Quanto ao termo naibi, este, em árabe, possui conotação de “governante”; em hebreu, significa “feitiçaria, bruxaria, predição, leitura de sorte” e em italiano, o mesmo sentido que no idioma hebreu.

Existe ainda, em árabe, o termo nabi, que significa, “profeta” e esse termo (e não naibi), conforme Tomas (2004), provavelmente originou a palavra “naipe”, em português e em espanhol. Esse autor infere, ainda, que esse termo, possivelmente, reporta-se ao caráter profético instituído às cartas de jogar em um período histórico, o qual não se faz idéia.

Kaplan (2003) assinala, que o antigo jogo de tabuleiro indiano denominado de chaturange, ou chaturanga, possui semelhanças significativas com os quatro naipes das cartas de jogar comum.

O chaturanga data do século VI d. C e pode ter originado o atual jogo de xadrez. Os componentes desse jogo constituem-se de dois grupos de peças, um preto e outro branco, são eles: Ratha (Torre), Ashva (Cavalo), Gaja (Elefante), Mantri (Conselheiro), Ràja (Rei) e Padàti/Bhata (Peões).

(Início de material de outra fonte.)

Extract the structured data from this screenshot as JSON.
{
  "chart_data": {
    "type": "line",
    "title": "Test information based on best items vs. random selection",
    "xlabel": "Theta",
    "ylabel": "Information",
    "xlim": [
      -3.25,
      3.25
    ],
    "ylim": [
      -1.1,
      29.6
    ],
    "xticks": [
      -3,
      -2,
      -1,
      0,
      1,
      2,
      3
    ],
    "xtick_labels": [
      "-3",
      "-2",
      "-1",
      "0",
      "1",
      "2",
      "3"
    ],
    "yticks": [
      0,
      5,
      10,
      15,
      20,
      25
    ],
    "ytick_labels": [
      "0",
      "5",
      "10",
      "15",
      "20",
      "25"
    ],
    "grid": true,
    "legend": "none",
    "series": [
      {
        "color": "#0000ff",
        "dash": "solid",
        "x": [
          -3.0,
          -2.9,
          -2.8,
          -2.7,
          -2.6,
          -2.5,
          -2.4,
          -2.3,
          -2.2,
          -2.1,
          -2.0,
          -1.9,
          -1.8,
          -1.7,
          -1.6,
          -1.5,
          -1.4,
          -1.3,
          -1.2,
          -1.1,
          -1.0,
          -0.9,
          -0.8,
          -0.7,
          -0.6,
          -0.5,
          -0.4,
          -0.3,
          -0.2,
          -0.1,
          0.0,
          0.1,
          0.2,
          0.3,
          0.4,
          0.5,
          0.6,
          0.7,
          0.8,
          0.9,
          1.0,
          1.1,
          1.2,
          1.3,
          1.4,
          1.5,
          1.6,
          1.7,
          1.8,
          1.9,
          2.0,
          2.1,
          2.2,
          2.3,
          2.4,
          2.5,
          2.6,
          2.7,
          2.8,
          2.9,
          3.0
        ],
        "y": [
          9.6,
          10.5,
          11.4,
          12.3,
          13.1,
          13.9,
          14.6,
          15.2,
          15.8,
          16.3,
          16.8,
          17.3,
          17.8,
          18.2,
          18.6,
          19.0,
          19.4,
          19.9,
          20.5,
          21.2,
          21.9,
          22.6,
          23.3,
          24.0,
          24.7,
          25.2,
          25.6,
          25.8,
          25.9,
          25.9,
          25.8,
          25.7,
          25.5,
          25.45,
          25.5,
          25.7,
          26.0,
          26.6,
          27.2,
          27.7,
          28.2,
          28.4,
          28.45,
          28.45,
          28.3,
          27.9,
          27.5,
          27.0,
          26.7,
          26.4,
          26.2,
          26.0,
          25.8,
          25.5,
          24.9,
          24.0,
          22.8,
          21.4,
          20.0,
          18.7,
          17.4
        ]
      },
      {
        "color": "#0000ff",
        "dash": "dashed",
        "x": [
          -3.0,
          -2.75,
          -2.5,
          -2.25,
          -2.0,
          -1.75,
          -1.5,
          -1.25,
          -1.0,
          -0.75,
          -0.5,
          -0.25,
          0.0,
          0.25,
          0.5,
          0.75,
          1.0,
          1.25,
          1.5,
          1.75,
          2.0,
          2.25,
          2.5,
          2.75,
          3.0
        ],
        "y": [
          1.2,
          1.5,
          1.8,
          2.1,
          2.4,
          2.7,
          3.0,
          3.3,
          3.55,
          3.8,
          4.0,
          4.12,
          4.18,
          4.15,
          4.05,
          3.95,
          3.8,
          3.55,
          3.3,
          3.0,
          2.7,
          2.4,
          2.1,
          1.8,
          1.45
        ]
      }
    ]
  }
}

Gandra (2003) afirma que anteriormente aos sarracenos, os hindus, por meio do dashavatara, “[…] dez séries, compostas de doze cartas cada, correspon­dentes às dez encarnações ou Avataras de Vishnu e ilustradas com os seus símbolos […]”, forneceram as bases plásticas não só do baralho ocidental mas, também, do baralho chinês, que por sua vez resulta dos seus xadrez e dominó. O baralho islâmico pode também ser uma resultante dessas antigas cartas de jogar indianas.

Há inúmeras versões sobre a origem das cartas de jogar ou do baralho. Alguns autores modernos baseados em diversas pesquisas ou escritos sobre o tema, dizem que ele, o baralho, pode ter surgido a partir, inclusive, do Livro egípcio, de Thoth, salvo das ruínas dos templos do Antigo Egito; ou originou-se das flechas divinatórias ouriundas da coréia, as quais segundo Kaplan (2003) podem ter servido de base para a confecção das cartas de jogar coreanas.

Um outra versão sobre a origem do baralho enfatiza que as primeiras cartas foram aquelas inventadas, em 1392, pelo miniaturista e pintor francês Jacquemin Gringonneur, sob encomenda do rei Carlos VI, o louco (1368-1422), de França, que vislumbrava formas de se divertir com as cartas.

Gringonneur, esforçou-se em construir as cartas, talvez, retratando a sociedade francesa da época, nas quais o naipe de copas representaria o clero, o de ouros os comerciantes, o de espadas as forças militares e o de paus, os camponeses. De todo o baralho, que, supostamente, tenha sido criado por esse miniaturista, restaram apenas 17 cartas, as quais fazem parte do acervo iconográfico da Biblioteca Nacional de Paris. Infere, Kaplan (2003), que é provável que esse baralho possua origem em Veneza, Itália, sendo datado do século XV e não do século XIV, como se supôs.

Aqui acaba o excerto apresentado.